El punto definitivo de inflexión ocurrió la noche del 31 de diciembre en la ciudad de Colonia, donde “varios centenares” de hombres jóvenes “de origen árabe y norafricano” robaron, acosaron sexualmente y violaron a más de 500 mujeres.

Ese episodio también sirvió para mostrar que la cara oscura de Alemania todavía no desapareció por completo: como ocurría en la ex RDA o en la época del nazismo, donde la ley del silencio era una garantía de tranquilidad política y hasta de supervivencia, durante casi cinco días la policía e incluso la prensa silenciaron la saturnal de la noche de Año Nuevo. Aplicando una interpretación sui generis del principio de políticamente correcto, creyeron que denunciar esos desmanes perjudicaría la causa de los refugiados, según confesaron en las semanas siguientes.

Como era previsible, ese episodio sirvió para avivar el odio racista e islamófobo.

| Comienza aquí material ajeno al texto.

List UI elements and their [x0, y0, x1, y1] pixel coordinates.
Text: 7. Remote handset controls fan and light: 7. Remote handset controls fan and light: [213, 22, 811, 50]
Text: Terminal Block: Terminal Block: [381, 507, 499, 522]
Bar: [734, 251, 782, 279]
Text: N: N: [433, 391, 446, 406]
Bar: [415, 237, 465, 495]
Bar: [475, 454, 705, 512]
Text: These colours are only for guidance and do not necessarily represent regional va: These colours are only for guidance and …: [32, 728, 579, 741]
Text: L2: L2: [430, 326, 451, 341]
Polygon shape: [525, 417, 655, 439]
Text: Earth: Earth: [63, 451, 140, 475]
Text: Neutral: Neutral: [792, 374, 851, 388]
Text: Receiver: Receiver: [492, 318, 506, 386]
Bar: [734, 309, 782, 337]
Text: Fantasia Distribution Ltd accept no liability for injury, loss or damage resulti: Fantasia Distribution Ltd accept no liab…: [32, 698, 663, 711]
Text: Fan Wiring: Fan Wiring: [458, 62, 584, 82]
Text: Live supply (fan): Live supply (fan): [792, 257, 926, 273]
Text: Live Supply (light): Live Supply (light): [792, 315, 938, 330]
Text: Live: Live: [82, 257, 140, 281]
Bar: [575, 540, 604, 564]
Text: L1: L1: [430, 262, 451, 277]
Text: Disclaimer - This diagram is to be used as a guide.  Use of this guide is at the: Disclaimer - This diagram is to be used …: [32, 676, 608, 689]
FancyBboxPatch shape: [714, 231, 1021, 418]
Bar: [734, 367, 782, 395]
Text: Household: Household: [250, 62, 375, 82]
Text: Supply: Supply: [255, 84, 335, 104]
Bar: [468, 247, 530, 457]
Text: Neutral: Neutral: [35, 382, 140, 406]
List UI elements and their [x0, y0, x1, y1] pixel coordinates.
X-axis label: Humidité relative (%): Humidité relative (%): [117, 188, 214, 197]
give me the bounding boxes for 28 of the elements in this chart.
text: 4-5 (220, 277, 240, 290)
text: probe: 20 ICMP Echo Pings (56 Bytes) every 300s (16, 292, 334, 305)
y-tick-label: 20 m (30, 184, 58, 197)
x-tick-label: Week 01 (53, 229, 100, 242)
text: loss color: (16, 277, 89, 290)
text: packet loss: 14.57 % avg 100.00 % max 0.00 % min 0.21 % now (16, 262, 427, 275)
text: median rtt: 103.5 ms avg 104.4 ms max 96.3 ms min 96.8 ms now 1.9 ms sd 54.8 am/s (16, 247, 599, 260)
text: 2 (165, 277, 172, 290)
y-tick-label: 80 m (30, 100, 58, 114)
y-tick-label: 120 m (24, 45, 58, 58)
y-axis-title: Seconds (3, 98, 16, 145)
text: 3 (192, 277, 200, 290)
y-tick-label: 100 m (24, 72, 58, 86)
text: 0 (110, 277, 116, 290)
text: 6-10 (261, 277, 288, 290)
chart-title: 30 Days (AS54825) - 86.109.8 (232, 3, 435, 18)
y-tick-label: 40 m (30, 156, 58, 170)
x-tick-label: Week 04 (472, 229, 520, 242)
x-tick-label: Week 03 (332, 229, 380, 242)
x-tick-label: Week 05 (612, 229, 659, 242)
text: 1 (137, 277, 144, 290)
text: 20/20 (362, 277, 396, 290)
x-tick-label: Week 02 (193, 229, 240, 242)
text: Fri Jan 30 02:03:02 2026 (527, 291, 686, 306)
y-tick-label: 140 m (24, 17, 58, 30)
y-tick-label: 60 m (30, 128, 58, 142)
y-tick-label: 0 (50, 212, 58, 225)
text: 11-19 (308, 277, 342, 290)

Un partidario de Pegida le exigió a Merkel que asumiera la responsabilidad por haber “dejado entrar a esa chusma”. Al mismo tiempo, los grupos xenófobos y los movimientos de extrema derecha encontraron el pretexto ideal para intensificar la ola de ataques e incendios contra albergues de migrantes y agresiones personales contra refugiados.

“Alemania tiene un problema de xenofobia”, admitió en Berlín el ministro de Interior alemán, Thomas de Maizière, durante un debate con los responsables de la policía criminal federal. Para sostener sus afirmaciones, el ministro exhibió dos cifras elocuentes: los ataques racistas se quintuplicaron en el último año (pasaron de 199 en 2014 a 1.005 en 2015). El jefe de policía de Leipzig fue aún más drástico: el país vive “un ambiente de pogroms”, aseguró aludiendo a las persecuciones de judíos en los años del nazismo.

En pocos meses ese encadenamiento de episodios de violencia provocó un cambio abrupto del clima político en Alemania.
Alarmado por esa escalada, el columnista Ross Douthat del New York Times escribió recientemente que para evitar “un resurgimiento del estilo de violencia política de los años 30”, la mejor solución era que Angela Merkel se fuera.

No es el único que piensa eso. Las críticas contra Merkel que llovieron en las últimas semanas y la rebelión de 100 diputados democristianos indican que existe una conspiración en marcha para precipitar un cambio en la cúspide del gobierno. El grupo rebelde que opera en la penumbra cree que, en una primera fase, el hombre ideal para asegurar el relevo es el actual ministro de Finanzas, Wolfgang Schäuble, de 73 años. Condenado a desplazarse en una silla de ruedas desde que fue baleado por un desequilibrado en 1990, cuando era ministro de Interior en el gobierno de Helmut Kohl, es uno de los políticos más populares de Alemania, gracias al prestigio que cosechó como artífice del nuevo milagro económico alemán.

A diferencia de Franklin D. Roosevelt, que ocultaba su incapacidad bajo una frazada, Schäuble sabe explotar su “diferencia”. En una entrevista que concedió al semanario Der Spiegel en 2011 admitió que cuando sueña se ve caminando. En estos años demostró que, a 12 km por hora  –la velocidad que desarrolla su silla de ruedas– puede ir mucho más rápido y es capaz de llegar más lejos que cualquiera de sus adversarios.